Libération - Décembre 1981

Dernier acte

Ces Français, quels escrocs ! Avec leur manie de s'approprier ce qui ne leur appartient pas. Prenez Django par exemple. Le nom déjà : Reinhardt. Suspect. Ça sonne pas terriblement auvergnat. Ni normand. Tout juste alsacien, et encore. Qu'à cela ne tienne, il suffit de le bombarder gitan. Manouche qui a planté sa tente du côté du treizième arrondissement. Les Français adorent les nomades. Pour peu qu'ils se révèlent géniaux, donc français. C.Q.F.D. N'oubliez pas le guide s'il vous plait.

Faux ! Faux, archi-faux et dix-de-der. Django Reinhardt est bien né le 23 janvier 1910, mais à Liverchies. En Belgique. Allons bon ! La tuile ! Fin de la trilogie fatale. Après le porte-parole de la chanson française : Jacques Brel, et le symbole vivant du rock hexagonal : Johnny Hallyday, tous deux belges à n'y pas croire, voici que la fierté même du swing cocorico se démasque faux gaulois et vrai métèque.
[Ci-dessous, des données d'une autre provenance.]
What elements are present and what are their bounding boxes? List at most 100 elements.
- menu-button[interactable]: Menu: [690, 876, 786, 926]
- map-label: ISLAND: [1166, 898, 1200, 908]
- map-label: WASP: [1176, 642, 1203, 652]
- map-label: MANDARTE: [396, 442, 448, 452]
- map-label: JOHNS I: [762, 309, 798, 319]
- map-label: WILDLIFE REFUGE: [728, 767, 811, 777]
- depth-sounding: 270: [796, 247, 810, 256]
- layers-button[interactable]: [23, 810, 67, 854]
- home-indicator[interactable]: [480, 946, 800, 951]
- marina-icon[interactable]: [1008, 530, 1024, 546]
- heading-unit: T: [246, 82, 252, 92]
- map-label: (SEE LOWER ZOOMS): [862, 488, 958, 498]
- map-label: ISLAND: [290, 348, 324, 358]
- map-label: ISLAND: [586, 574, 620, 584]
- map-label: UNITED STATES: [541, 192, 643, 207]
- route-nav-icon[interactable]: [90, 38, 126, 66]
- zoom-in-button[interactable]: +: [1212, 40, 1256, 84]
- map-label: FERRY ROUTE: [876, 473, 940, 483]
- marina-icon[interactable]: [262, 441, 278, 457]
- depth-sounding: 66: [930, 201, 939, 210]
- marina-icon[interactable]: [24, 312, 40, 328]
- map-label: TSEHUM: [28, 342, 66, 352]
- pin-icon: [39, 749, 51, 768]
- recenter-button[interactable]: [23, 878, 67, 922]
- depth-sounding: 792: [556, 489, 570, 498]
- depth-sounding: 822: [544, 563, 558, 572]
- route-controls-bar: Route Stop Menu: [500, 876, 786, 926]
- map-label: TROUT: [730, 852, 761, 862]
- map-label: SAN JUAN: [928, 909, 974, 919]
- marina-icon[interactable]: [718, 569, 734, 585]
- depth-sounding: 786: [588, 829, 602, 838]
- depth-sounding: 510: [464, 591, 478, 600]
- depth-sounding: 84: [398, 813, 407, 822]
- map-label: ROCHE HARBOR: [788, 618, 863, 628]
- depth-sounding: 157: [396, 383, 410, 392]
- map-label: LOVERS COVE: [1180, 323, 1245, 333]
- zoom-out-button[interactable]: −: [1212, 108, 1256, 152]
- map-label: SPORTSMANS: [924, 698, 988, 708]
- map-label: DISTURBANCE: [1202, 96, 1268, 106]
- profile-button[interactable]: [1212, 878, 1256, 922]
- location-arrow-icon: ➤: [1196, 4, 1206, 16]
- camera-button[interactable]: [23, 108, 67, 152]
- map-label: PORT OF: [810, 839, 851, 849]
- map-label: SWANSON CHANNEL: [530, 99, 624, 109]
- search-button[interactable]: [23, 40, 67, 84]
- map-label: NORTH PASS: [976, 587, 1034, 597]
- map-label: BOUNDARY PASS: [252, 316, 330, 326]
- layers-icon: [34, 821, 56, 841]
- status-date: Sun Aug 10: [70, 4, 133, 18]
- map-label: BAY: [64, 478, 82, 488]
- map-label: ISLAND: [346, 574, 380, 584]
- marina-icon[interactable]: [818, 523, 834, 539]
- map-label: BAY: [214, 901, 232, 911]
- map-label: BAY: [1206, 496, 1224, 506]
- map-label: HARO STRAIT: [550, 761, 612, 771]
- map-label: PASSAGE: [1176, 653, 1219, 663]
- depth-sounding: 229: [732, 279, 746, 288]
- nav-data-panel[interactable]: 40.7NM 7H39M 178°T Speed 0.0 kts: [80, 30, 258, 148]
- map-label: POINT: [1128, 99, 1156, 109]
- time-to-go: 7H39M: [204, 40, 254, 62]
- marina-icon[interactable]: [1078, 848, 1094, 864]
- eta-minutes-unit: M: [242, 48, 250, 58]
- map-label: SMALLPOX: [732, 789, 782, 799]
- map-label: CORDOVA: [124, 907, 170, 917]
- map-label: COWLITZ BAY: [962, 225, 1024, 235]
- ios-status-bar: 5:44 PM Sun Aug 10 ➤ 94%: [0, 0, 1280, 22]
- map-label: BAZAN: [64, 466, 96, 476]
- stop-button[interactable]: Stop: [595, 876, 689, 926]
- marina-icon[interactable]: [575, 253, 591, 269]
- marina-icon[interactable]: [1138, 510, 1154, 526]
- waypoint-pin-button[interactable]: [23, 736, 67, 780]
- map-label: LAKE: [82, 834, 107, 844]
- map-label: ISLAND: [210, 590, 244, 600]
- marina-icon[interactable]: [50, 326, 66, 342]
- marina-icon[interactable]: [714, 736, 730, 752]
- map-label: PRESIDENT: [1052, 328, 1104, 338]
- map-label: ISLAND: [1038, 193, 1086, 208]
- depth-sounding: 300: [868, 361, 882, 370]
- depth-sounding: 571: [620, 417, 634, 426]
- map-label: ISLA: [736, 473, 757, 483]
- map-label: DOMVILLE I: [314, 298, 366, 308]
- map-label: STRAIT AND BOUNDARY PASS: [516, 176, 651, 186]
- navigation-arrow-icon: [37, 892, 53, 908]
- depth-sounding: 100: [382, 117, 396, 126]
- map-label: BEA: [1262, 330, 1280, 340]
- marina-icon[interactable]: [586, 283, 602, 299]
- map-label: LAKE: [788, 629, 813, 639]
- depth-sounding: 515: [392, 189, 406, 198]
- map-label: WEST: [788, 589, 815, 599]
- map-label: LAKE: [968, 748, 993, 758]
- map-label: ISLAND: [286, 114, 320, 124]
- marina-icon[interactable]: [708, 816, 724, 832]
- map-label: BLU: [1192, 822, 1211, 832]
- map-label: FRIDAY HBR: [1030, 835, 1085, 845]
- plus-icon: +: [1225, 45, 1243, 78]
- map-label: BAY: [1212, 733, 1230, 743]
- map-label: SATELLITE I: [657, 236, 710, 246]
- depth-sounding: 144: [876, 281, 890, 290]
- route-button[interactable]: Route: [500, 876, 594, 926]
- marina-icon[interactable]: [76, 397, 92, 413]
Invraisemblable. Coup dur pour la Bourse. Surtout quand on sait que le père spirituel de la musique afro-américaine, Adolphe Sax, est originaire de Bruxelles et qu'André Darrigade, la flèche landaise, n'a jamais été foutu de coiffer Rick Van Looy sur la ligne d'arrivée. Alors ? Est-ce vraiment la peine de la ramener finement avec ces histoires pitoyables ? À votre avis ?!…

Le jazz belge n'est donc pas un vain mot. Il existe, vous l'avez rencontré. Côté guitare notamment. Django a fait tâche d'huile. Feu René Thomas peut même se vanter d'avoir fréquenté assidûment quelques demi-dieux, comme Stan Getz ou Sonny Rollins. Quant à Philip Catherine, après avoir tenu la dragée haute à Larry Corryel, il s'est fendu d'un petit chorus sur l'un des derniers (et plus beaux) albums de Charles Mingus. Rien à cirer les Amerloques des histoires belges. Un seul critère : faire l'affaire ou pas. Pragmatiques, les mecs. C'est là leur force.

Tout ça pour dire qu'on ne voit pas si souvent les jazzmen belges de ce côté-ci de la frontière. Sinon pour croire qu'ils font partie de la famille. Tout naturellement. Il ne faut pas charrier. Coïncidence heureuse, en voici une poignée qui vient de débarquer des régions hostiles. Cinq petites soirées. Le temps de découvrir auprès de talents "confirmés" comme Catherine, Jacques Pelzer ou Jean-Louis Rassinfosse, quelques jeunes (et moins jeunes) qui assurent vaillamment : le trompettiste Richard Rousselet, le vibraphoniste Guy Cabay, les pianistes Charles Loos et Michel Herr, le guitariste (encore !) Serge Lazarevitch, etc. Si, victimes de préjugés tenaces ou mal informés, vous avez manqué le début du film, il vous reste une dernière chance de sauver la face. Act Big Band. Une espèce de Best Of des solistes du Plat-Pays, dirigé par le batteur Félix Simtaine. Le genre grosse artillerie bien huilée qui se réfère volontiers à Gil Evans, Thad Jones-Mel Lewis, voire le Globe Unity Orchestra. Rien que du solide. Avec comme règle d'or : le swing, une fois. Tête de lard et compagnie. Alors un bon conseil : amenez vos chaussures neuves.